Okay, so my minor boardgame project was to get as many of the games I bought at Essen last year played at least once before we move off eastwards again. Luckily, Matt Thrower threw a spanner in the works by focussing on why we do this to ourselves. Because it made me look at the stuff I've bought since Essen and this Essen 2011 list is in fact only the beginning. I need to cut down on buying games and make a better assessment of the likelihood a game gets played. Expect a post on this in the near future.
But first, back to Essen 2011. This should start of with the games that I bought at Essen and have already played. The first lot we managed to play at Essen in our three day gaming adventure, either at the convention, in the bar, in the roadhouse or in the hotel.
Lupin III by Pierluigi Frumusa (Ghenos)
We didn't get the rules on the first attempt, and they are not fleshed out. There's quite a learning curve due to all the equipment and special cards. But lovely concept of one player (the Commissary) planning defense, others planning the heist and the potential conflicts between Fujiko and the others. Would love to play again.
51st State New Era by Ignacy Trzewiczek (Portal)
The promise of more interaction than in the original got me tempted to buy it, because the setting and artwork are great, but the game doesn't seem to reward it. This is still a euro hidden beneath a veneer of trash.
Die Exorzisten by Henning Poehl (Sphinx)
I bought four games by German designer Henning Poehl just based on the fact that they look awesome and have really great theme. Got this one to play. Fun card game with a priest, an ex-nun, a voodoo priest and a horror movie expert taking on the possessed. Now some of the characters have the object to excorsize as many demons as possible, but others profit from helping or sabotaging these attempts. Great game to stitch each other up therefor. Beautiful cartoon art work.
Since then I've also managed to play the following:
A Few Acres of Snow by Martin Wallace (Treefrog)
I like this game a lot, despite the fact that some people argue the game is broken by the Halifax Hammer. There's a good tension arc through the game and the game is one of the first to really integrate a deckbuilder into a game, rather than being an end in itself. Played in January.

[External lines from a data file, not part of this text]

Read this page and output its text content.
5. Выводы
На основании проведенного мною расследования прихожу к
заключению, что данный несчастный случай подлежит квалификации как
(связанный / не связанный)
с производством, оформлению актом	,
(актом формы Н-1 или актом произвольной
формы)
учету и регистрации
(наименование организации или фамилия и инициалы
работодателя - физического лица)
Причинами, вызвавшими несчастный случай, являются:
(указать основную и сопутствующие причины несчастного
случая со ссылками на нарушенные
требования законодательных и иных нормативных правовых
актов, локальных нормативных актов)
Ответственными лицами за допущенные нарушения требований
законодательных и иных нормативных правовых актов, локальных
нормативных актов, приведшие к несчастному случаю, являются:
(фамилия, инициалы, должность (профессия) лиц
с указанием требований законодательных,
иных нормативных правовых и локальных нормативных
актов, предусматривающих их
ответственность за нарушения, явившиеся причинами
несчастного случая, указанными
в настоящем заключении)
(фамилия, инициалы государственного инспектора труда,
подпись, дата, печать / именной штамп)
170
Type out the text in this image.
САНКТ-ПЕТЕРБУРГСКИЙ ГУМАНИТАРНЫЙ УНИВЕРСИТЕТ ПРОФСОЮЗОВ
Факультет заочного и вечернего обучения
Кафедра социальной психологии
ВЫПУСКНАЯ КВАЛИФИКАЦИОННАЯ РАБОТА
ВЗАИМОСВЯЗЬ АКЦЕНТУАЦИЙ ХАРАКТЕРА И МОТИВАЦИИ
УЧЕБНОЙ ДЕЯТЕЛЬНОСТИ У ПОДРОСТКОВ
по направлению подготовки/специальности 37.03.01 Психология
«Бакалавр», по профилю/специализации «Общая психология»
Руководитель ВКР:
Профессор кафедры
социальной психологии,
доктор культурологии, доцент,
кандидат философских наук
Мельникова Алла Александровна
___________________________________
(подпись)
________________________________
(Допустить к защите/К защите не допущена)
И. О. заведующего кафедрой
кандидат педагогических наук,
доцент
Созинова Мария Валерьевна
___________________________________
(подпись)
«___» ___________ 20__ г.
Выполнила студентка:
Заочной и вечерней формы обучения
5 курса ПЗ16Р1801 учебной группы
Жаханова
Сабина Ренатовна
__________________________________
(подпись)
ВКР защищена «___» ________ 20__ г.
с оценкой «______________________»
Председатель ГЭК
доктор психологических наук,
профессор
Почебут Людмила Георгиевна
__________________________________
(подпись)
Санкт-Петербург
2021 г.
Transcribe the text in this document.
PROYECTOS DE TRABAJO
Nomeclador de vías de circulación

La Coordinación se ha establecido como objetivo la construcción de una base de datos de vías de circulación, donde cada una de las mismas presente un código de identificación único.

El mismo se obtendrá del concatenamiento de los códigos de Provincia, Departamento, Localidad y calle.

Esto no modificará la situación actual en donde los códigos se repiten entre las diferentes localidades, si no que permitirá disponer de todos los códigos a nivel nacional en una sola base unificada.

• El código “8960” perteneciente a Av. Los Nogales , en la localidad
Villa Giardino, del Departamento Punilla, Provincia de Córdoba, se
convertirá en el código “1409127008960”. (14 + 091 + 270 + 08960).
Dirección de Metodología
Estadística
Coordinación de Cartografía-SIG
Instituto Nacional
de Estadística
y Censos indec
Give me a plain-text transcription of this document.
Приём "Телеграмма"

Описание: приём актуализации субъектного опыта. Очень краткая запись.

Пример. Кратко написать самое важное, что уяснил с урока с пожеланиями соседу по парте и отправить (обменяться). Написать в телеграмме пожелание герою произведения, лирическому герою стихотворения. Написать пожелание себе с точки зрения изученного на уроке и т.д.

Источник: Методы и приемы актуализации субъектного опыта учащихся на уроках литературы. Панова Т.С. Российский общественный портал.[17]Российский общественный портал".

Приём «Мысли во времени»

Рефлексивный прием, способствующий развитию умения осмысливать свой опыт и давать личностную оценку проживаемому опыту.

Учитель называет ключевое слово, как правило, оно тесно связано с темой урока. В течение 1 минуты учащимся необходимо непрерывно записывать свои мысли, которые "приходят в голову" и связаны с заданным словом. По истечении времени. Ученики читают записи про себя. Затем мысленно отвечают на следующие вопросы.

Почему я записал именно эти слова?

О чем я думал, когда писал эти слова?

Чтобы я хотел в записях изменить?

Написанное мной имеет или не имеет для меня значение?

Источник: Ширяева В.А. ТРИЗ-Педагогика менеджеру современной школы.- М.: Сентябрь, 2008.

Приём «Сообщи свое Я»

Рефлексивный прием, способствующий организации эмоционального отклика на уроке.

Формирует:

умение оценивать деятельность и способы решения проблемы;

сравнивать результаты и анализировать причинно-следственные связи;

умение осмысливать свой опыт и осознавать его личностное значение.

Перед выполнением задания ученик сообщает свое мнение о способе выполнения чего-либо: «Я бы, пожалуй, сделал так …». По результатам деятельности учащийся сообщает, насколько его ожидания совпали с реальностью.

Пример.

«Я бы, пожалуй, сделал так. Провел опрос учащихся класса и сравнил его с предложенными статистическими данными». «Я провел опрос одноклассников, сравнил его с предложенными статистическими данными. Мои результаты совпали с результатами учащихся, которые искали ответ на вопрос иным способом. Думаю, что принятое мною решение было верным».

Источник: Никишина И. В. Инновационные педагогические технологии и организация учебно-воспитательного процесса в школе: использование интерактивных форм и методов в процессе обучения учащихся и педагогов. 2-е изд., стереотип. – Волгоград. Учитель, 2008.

Blood Bowl: Team Manager by Jason Little (FFG)
I think I've played three or four games now and it's a real blast! It's mean, tactical direct conflict with a good question how you will pace your build up. Focus to much on fans early in the game and you won't be able to compete later, but ignore fans too long and you won't be able to catch up. Also they solved the puzzle of trying to cram a whole season into five rounds. Excellent design!
Guards!Guards! by Leonard Boyd and David Brashaw (Z-Man)
This one I played before the summer. My first impressions are here.
Tikal II by Michael Kiesling and Wolfgang Kramer (Gameworks)
Played at the club this summer and was a good deal of fun (I knew that already, because I playtested, but it's a bit different now). It's pure euro and it's a combination of paddling down the river at the edge of the board picking up actions, which then help you explore the temple in the centre.
Strategy is based around a good mix of victory point scoring. The first is based on exploring of rooms. Access to rooms in the temple is based on their colour and whether you have keys in that colour. It's pretty easy to get hold of keys, but you can also use them for victory points. The third way to score is through sets rooms of the same colour you have explored.
Rare artifacts that you have picked up on your riverine tour can be sold as a fourth source of VP. And there's some additional points in the event deck. As you can see, there's a lot to keep track of, and the last turns can while a bit when everybody plots their optimal move.
By the way, the rulebook is great. I love how they introduce the game by a four page comic book intro, with all the designers involved as main characters.
So that leaves:
Apocalypse by Henning Poehl (Sphinx)
Bann der Mummie by Henning Poehl (Sphinx)
After Pablo by Nate Haydn (Blast City)
Earth Reborn by Christophe Boelinger (Z-Man)
Resistance: expansion by Don Eskridge (Indie Boards)
Revised board for Friedrich by Richard Sivel
This will be a pretty tough challenge. I might get Apocalypse, Bann der Mummie and the Resistance and Dos de Mayo expansions played in an evening, but it will be harder to get a game of After Pablo in, let alone Earth Reborn. And there's only going to be three or four occassions to do it in the coming weeks.